26 Nov / Black Forest by Valérie Mréjen, translated by Katie Shireen Assef [in Library Journal]
This English-language debut from French writer/filmmaker Valérie Mréjen opens with a nameless suicide: a man “decides he’s old enough” and replaces the disco ball with rope. The story, however, begins with a divorced father who determines that his children are lacking suitable New Year’s Eve party attire and stops by his ex-wife’s apartment for proper clothing. Upon arrival, two of the siblings discover their mother’s corpse in bed. The older daughter, who was at the hairdresser with the stepmother, must hear the tragic news separately.

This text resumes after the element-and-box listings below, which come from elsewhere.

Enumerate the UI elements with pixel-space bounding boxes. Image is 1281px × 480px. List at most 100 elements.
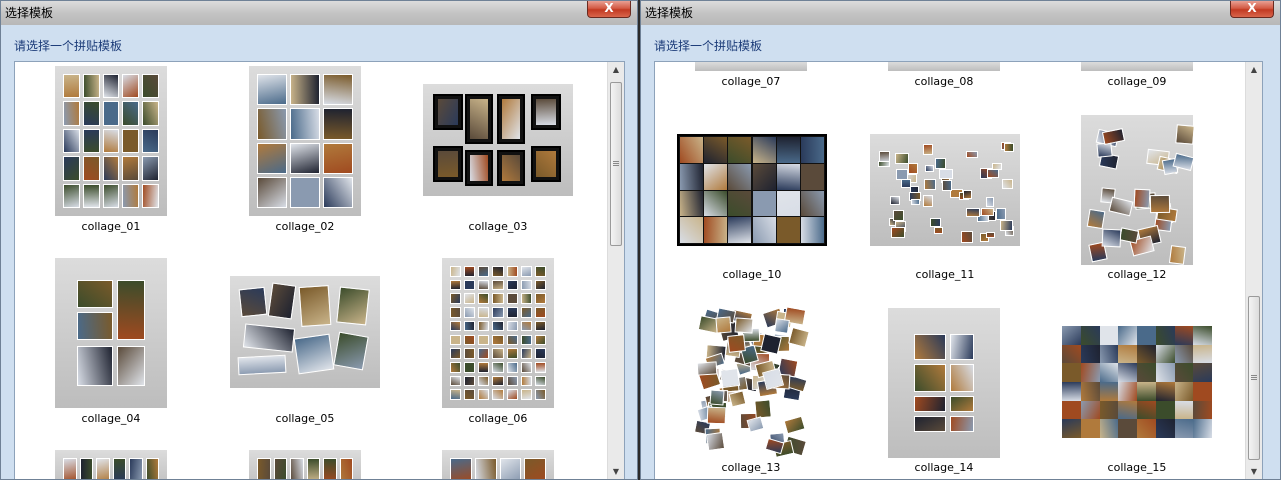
template-item-collage-03[interactable]: collage_03 [423,84,575,241]
template-item-collage-05[interactable]: collage_05 [230,276,382,428]
photo-tile [1099,382,1119,401]
template-label: collage_04 [81,412,141,425]
template-list: collage_01 collage_02 collage_03 collage… [14,61,625,479]
photo-tile [506,266,518,277]
photo-tile [536,151,556,177]
template-item-collage-02[interactable]: collage_02 [249,66,364,241]
photo-tile [520,389,532,400]
photo-tile [1193,344,1212,364]
photo-tile [520,266,532,277]
scroll-down-arrow-icon[interactable]: ▼ [1246,464,1262,479]
template-item-partial[interactable] [55,450,170,479]
template-item-collage-11[interactable]: collage_11 [870,134,1022,284]
vertical-scrollbar[interactable]: ▲ ▼ [607,62,624,479]
title-bar[interactable]: 选择模板 X [641,1,1280,25]
photo-tile [1193,326,1212,345]
photo-tile [1155,363,1175,382]
template-item-collage-10[interactable]: collage_10 [677,134,829,284]
close-button[interactable]: X [1230,1,1274,18]
photo-tile [788,326,811,348]
scrollbar-thumb[interactable] [610,82,622,246]
photo-tile [963,189,973,200]
photo-tile [323,458,337,479]
photo-tile [102,183,120,208]
photo-tile [1137,382,1156,401]
photo-tile [719,367,741,388]
template-thumbnail [870,134,1020,246]
photo-tile [1086,208,1106,230]
photo-tile [878,160,891,168]
template-item-collage-15[interactable]: collage_15 [1062,326,1214,478]
template-item-collage-13[interactable]: collage_13 [694,306,811,478]
photo-tile [534,334,546,346]
photo-tile [82,74,100,99]
template-item-collage-01[interactable]: collage_01 [55,66,170,241]
template-item-collage-14[interactable]: collage_14 [888,308,1003,478]
template-label: collage_12 [1107,268,1167,281]
photo-tile [464,334,476,346]
photo-tile [102,74,120,99]
template-thumbnail [1081,62,1193,71]
template-item-collage-07[interactable]: collage_07 [695,62,810,92]
photo-tile [1062,363,1081,382]
photo-tile [534,293,546,305]
template-thumbnail [694,306,811,459]
template-item-partial[interactable] [249,450,364,479]
photo-tile [478,361,490,373]
photo-tile [1062,326,1081,345]
photo-tile [237,354,287,376]
scroll-down-arrow-icon[interactable]: ▼ [608,464,624,479]
photo-tile [267,282,297,320]
photo-tile [704,137,728,163]
template-item-collage-12[interactable]: collage_12 [1081,115,1196,285]
template-thumbnail [55,450,167,479]
template-item-collage-08[interactable]: collage_08 [888,62,1003,92]
photo-tile [63,183,80,208]
photo-tile [142,128,159,154]
photo-tile [895,152,909,164]
photo-tile [323,142,353,174]
template-item-partial[interactable] [442,450,557,479]
photo-tile [914,396,946,412]
photo-tile [704,163,728,190]
photo-tile [935,158,947,169]
scroll-up-arrow-icon[interactable]: ▲ [608,62,624,78]
photo-frame [497,150,525,186]
photo-tile [705,431,726,451]
photo-tile [63,156,80,181]
photo-tile [534,320,546,332]
photo-tile [520,334,532,346]
vertical-scrollbar[interactable]: ▲ ▼ [1245,62,1262,479]
photo-tile [63,458,77,479]
photo-tile [696,360,718,376]
photo-tile [986,231,996,239]
title-bar[interactable]: 选择模板 X [1,1,637,25]
scroll-up-arrow-icon[interactable]: ▲ [1246,62,1262,78]
photo-tile [950,396,974,412]
close-button[interactable]: X [587,1,631,18]
photo-tile [520,348,532,359]
photo-tile [754,399,773,419]
photo-tile [534,375,546,387]
template-item-collage-06[interactable]: collage_06 [442,258,557,428]
template-thumbnail [888,62,1000,71]
photo-tile [323,108,353,140]
photo-tile [680,217,704,243]
photo-tile [746,415,765,433]
photo-tile [438,151,458,177]
photo-tile [752,163,776,190]
photo-tile [1193,363,1212,382]
photo-tile [450,320,462,332]
photo-tile [122,128,140,154]
photo-tile [706,406,727,425]
photo-tile [450,348,462,359]
photo-tile [680,190,704,217]
scrollbar-thumb[interactable] [1248,296,1260,460]
photo-tile [290,108,320,140]
photo-tile [122,74,140,99]
template-label: collage_10 [722,268,782,281]
photo-tile [752,217,776,243]
photo-tile [339,458,353,479]
template-item-collage-04[interactable]: collage_04 [55,258,170,428]
template-item-collage-09[interactable]: collage_09 [1081,62,1196,92]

In the decades that follow, this daughter will reach, then surpass, her mother’s age at her death (38). Those moments of the daughter’s life – memories, observances, regrets, especially her impossible “what-if” daydreams with a mother-still-living – provide the skeletal narrative, interrupted by seemingly unrelated instances of additional deaths. For those who survive, death remains an ever-present, relentlessly recurring part of … well, life.
In language that’s laconic and concise, Mréjen writes affectingly without emotional entanglement – “her aim is not to eulogize but to describe, to enumerate, to record,” writes Katie Shireen Assef (making her full-length translation debut) in her elucidating ending commentary.
Verdict: While the novel is “certainly not for members of the cult of the carefree,” as Assef wryly notes, internationally-savvy seekers will undoubtedly be intrigued.